First of all, welcome to LA Howard.
This blog started a year ago to examine Howard Stern’s contribution to society. At the time, everyone from my wife to my more intellectual friends to many readers thought the very idea was a joke. Howard Stern? The guy who does fart jokes and midget shtick? Mr. Lesbian Stripper? How could someone so lowbrow be so highbrow?
Well, it’s nice to know I’m not alone. Last week, on HuffingtonPost.com, a PR strategist named Mario Almonte wrote a brilliant essay that makes the argument I’ve been trying to make all along. He does it succinctly, cogently, and all those other SAT words. Here’s an excerpt:
For a man who almost single-handedly revolutionized the broadcasting industry and profoundly influenced modern American pop culture, radio personality Howard Stern continues to be spectacularly disrespected by his own colleagues and the media itself that he so radically transformed.
While personalities like Jack Benny and Edgar Bergen popularized radio as a medium for entertainment, Howard Stern transformed it into a weapon of mass destruction.
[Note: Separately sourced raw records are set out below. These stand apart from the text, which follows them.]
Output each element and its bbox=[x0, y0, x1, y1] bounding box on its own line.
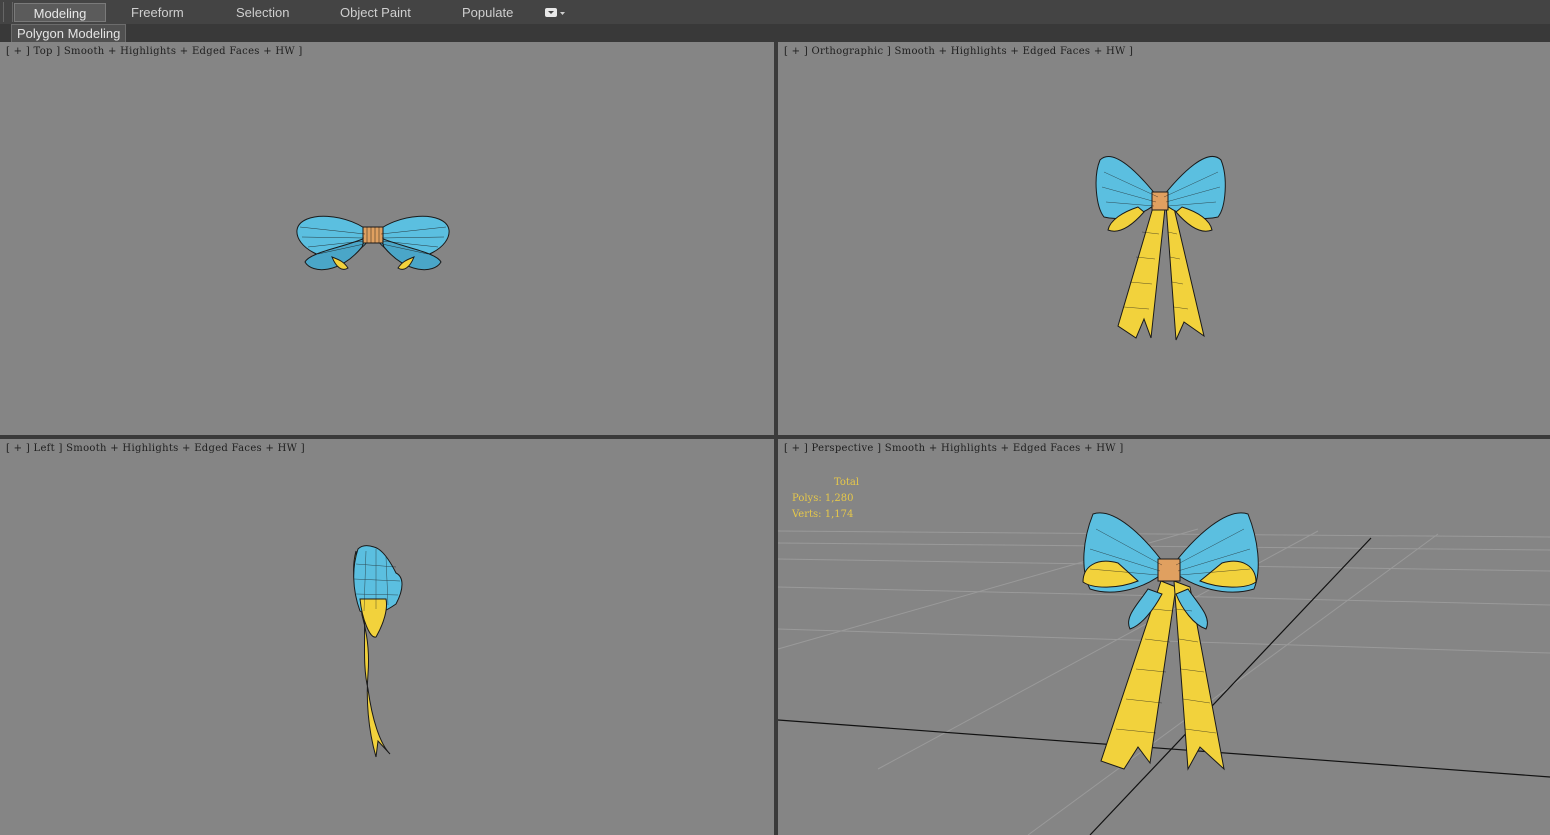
viewport-orthographic[interactable]: [ + ] Orthographic ] Smooth + Highlights… bbox=[778, 42, 1550, 435]
command-ribbon: Modeling Freeform Selection Object Paint… bbox=[0, 0, 1550, 43]
viewport-label-orthographic[interactable]: [ + ] Orthographic ] Smooth + Highlights… bbox=[784, 46, 1133, 57]
viewport-perspective[interactable]: [ + ] Perspective ] Smooth + Highlights … bbox=[778, 439, 1550, 835]
scene-statistics: Total Polys: 1,280 Verts: 1,174 bbox=[792, 475, 859, 523]
viewport-left[interactable]: [ + ] Left ] Smooth + Highlights + Edged… bbox=[0, 439, 774, 835]
tab-object-paint[interactable]: Object Paint bbox=[340, 3, 411, 22]
polygon-modeling-button[interactable]: Polygon Modeling bbox=[11, 24, 127, 43]
options-dropdown-icon[interactable] bbox=[544, 6, 566, 18]
viewport-label-left[interactable]: [ + ] Left ] Smooth + Highlights + Edged… bbox=[6, 443, 305, 454]
tab-freeform[interactable]: Freeform bbox=[131, 3, 184, 22]
ribbon-tab-bar: Modeling Freeform Selection Object Paint… bbox=[0, 0, 1550, 25]
tab-modeling[interactable]: Modeling bbox=[14, 3, 106, 22]
viewport-top[interactable]: [ + ] Top ] Smooth + Highlights + Edged … bbox=[0, 42, 774, 435]
viewport-label-perspective[interactable]: [ + ] Perspective ] Smooth + Highlights … bbox=[784, 443, 1124, 454]
bow-perspective-view bbox=[778, 512, 1550, 835]
ribbon-grip-handle[interactable] bbox=[3, 2, 13, 22]
ribbon-panel-bar bbox=[0, 24, 1550, 42]
stats-total-label: Total bbox=[834, 477, 860, 488]
tab-populate[interactable]: Populate bbox=[462, 3, 513, 22]
bow-side-view bbox=[353, 545, 403, 758]
viewport-horizontal-splitter[interactable] bbox=[0, 435, 1550, 439]
viewport-label-top[interactable]: [ + ] Top ] Smooth + Highlights + Edged … bbox=[6, 46, 303, 57]
stats-verts: Verts: 1,174 bbox=[792, 509, 854, 520]
stats-polys: Polys: 1,280 bbox=[792, 493, 854, 504]
bow-front-view bbox=[1095, 155, 1226, 341]
tab-selection[interactable]: Selection bbox=[236, 3, 289, 22]
bow-top-view bbox=[296, 215, 450, 271]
He annihilated cultural taboos, relentlessly exposed the hypocrisies and double standards in society and the entertainment field. He confronted the charlatans in religion, politics, and the media—who often proved to be the worst offenders of the very things they railed against. He treated the physically and mentally disabled, the social misfits and other cast-offs from society like celebrities; while mercilessly ridiculing the rich and famous for their delusional sense of self-importance. His radio show was itself the first true, unflinchingly honest reality series long before the concept was even a glint in the eyes of television producers.
Through all the years and all the controversies—the obsessive efforts of the FCC to crush him with millions of dollars in fines for indecency; the relentless pursuit of fanatical fringe groups seeking to knock his show off the air because they thought him rude, crude and obnoxious—he not only persevered, he triumphed. He dominated the entertainment industry as one of the most popular radio personalities in North America—and in the history of broadcasting—for more than 20 years. He wrote two New York Times best sellers and starred in a number-one movie about his life. At the peak of his popularity, his radio show was syndicated in more than 60 markets in North America, with a listening audience estimated at 20 million.
When Stern moved his show from terrestrial to satellite radio in 2006, he caused a seismic shift in the dynamics of the two media. He instantly lifted the struggling satellite technology to prominence, while driving another nail in the coffin of terrestrial radio by creating a vacuum of talent that pushed it to bleed listeners faster than ever before. The company he landed on, Sirius Radio, struggling to lure memberships up to that point, saw its subscriber base skyrocket. More than 180,000 new receivers were activated on the day before he launched his show on January 8, and millions of more fans signed up in the coming months. The $500 million paycheck that Sirius gave Stern made him one of the richest persons in show business, rivaling Martha Stewart and Oprah. Time magazine voted him among its 100 “Leaders in the Limelight” and Forbes ranked him in the #7 spot on its annual celebrity power ranking.
If anyone ignored, dismissed or denied the existence or impact of Howard Stern before, they no longer could.
Stern read a portion of the essay on air last week. And he thanked Almonte. Which shows something else: Howard, along with everything else, has class.